J'ai à peu près la même configuration que toi, à savoir un vieil imac qui fait office de server plex, une freebox revolution des ipad pour lire le contenu et une aTV 2 jailbreaké.
J'ai aussi une TimeCapsule.

Je ne pense pas que la timcapsule (ou un airport extreme) résolve tes problème de vitesse wifi.
Que ce soit le wifi de la freebox (je pense avoir bien réglé le wifi pour qu'il soit en N) ou le wifi de la timecapsule, je ne constate pas de différence de vitesse. 
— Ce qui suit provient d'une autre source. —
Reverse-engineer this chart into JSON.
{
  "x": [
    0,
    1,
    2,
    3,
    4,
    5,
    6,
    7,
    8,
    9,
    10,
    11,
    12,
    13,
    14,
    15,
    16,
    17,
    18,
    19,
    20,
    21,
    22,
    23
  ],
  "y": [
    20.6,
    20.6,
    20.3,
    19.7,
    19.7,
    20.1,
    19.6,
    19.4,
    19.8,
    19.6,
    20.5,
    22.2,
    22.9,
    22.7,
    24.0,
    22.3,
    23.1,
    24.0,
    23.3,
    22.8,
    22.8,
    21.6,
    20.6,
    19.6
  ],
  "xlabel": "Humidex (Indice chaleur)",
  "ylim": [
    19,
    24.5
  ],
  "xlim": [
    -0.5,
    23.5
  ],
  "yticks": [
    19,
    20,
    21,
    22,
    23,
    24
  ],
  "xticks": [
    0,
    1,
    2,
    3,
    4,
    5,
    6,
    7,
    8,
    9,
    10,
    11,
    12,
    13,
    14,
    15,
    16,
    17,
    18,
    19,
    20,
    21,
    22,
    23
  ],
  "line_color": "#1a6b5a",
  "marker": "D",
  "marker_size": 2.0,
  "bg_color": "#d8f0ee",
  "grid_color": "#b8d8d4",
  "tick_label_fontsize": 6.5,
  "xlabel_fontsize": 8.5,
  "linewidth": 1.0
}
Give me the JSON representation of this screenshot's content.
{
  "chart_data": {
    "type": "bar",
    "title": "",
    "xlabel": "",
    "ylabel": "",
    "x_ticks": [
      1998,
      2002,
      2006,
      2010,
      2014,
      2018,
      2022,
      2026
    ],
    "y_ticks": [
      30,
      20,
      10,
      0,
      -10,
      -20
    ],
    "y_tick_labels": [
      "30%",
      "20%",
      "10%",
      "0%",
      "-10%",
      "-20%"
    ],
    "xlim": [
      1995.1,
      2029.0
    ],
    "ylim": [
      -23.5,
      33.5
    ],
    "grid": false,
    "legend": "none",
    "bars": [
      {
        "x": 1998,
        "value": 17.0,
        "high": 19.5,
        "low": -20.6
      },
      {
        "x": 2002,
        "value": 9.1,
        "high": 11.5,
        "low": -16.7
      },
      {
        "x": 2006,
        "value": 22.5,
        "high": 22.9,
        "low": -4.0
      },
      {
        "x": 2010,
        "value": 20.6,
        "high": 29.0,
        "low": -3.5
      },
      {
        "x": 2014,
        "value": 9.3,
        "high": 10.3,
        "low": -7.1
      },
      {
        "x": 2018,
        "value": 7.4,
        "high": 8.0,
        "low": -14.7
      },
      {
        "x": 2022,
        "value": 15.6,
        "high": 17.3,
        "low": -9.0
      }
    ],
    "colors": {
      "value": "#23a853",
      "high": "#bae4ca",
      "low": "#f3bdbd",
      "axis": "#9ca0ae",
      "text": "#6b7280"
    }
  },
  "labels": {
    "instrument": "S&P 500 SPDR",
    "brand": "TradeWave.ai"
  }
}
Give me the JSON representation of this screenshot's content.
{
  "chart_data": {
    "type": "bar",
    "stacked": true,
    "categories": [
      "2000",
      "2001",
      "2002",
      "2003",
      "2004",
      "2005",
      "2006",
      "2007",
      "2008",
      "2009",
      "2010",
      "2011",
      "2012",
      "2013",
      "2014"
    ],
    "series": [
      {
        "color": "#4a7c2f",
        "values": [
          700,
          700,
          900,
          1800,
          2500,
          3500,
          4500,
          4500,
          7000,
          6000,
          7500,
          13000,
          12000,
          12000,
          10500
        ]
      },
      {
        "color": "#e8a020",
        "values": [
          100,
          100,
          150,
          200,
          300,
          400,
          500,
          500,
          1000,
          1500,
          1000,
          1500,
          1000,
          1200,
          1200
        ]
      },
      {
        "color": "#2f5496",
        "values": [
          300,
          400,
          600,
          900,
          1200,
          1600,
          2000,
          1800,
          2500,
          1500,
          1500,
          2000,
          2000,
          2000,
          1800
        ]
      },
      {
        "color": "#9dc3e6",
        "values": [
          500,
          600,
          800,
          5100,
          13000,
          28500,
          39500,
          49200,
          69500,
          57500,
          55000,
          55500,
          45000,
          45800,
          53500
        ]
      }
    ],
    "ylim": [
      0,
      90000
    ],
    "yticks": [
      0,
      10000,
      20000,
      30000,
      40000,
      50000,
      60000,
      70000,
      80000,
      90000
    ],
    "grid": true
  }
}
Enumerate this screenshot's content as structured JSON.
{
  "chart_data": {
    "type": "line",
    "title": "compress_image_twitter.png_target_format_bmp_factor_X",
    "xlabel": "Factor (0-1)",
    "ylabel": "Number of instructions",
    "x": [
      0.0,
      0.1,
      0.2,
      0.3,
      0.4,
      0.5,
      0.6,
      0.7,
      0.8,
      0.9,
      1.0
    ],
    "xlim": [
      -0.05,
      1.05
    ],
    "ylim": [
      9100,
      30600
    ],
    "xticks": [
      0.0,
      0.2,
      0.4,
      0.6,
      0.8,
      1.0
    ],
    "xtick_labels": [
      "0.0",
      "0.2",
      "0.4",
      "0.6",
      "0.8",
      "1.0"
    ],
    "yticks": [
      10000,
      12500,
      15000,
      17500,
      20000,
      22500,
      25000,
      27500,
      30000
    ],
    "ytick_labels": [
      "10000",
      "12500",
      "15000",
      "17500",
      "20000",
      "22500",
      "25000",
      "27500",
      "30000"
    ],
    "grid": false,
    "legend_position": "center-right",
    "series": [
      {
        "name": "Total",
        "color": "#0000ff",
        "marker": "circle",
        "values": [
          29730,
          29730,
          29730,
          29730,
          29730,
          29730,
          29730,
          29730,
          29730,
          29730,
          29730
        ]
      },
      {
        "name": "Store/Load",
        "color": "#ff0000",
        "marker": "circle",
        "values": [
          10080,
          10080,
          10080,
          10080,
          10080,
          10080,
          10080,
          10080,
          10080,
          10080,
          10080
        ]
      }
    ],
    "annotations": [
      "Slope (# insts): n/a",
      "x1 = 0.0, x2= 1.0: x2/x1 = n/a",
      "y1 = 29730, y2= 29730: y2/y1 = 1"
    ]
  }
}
On dirait que , comme tu le dis, ta solution est de brancher en cpl ton imac.
Tu n'auras cependant toujours pas de wifi à coté de ton imac. A ce moment là tu peux envisager une timecapsule ou un airport extreme qui servira de switch entre le boitier cpl et l'imac tout en émettant du wifi pour tes idevices. 

Salutations.


----------



## Tuncurry (26 Octobre 2013)

tomtommac a dit:


> ... être capable d'utiliser les capacités AirPlay de la freebox (musique, photos de puis l'iPad pex)
> - être capable de voir les vidéos (y compris HD) de ma bibliothèque Plex sur ma télé branchée sur le Freebox Player




A noter, depuis la dernière release Free (sur Revolution) qu'il n'y a plus besoin d'add on pour relire les vidéos ou avoir un bureau étendu ou recopie Airplay depuis son Mac ou iDevice. La Freebox est totalement compatible Airplay, ce qui rend l'utilisation d'une AppleTV plus nécessaire pour ces fonctions.


----------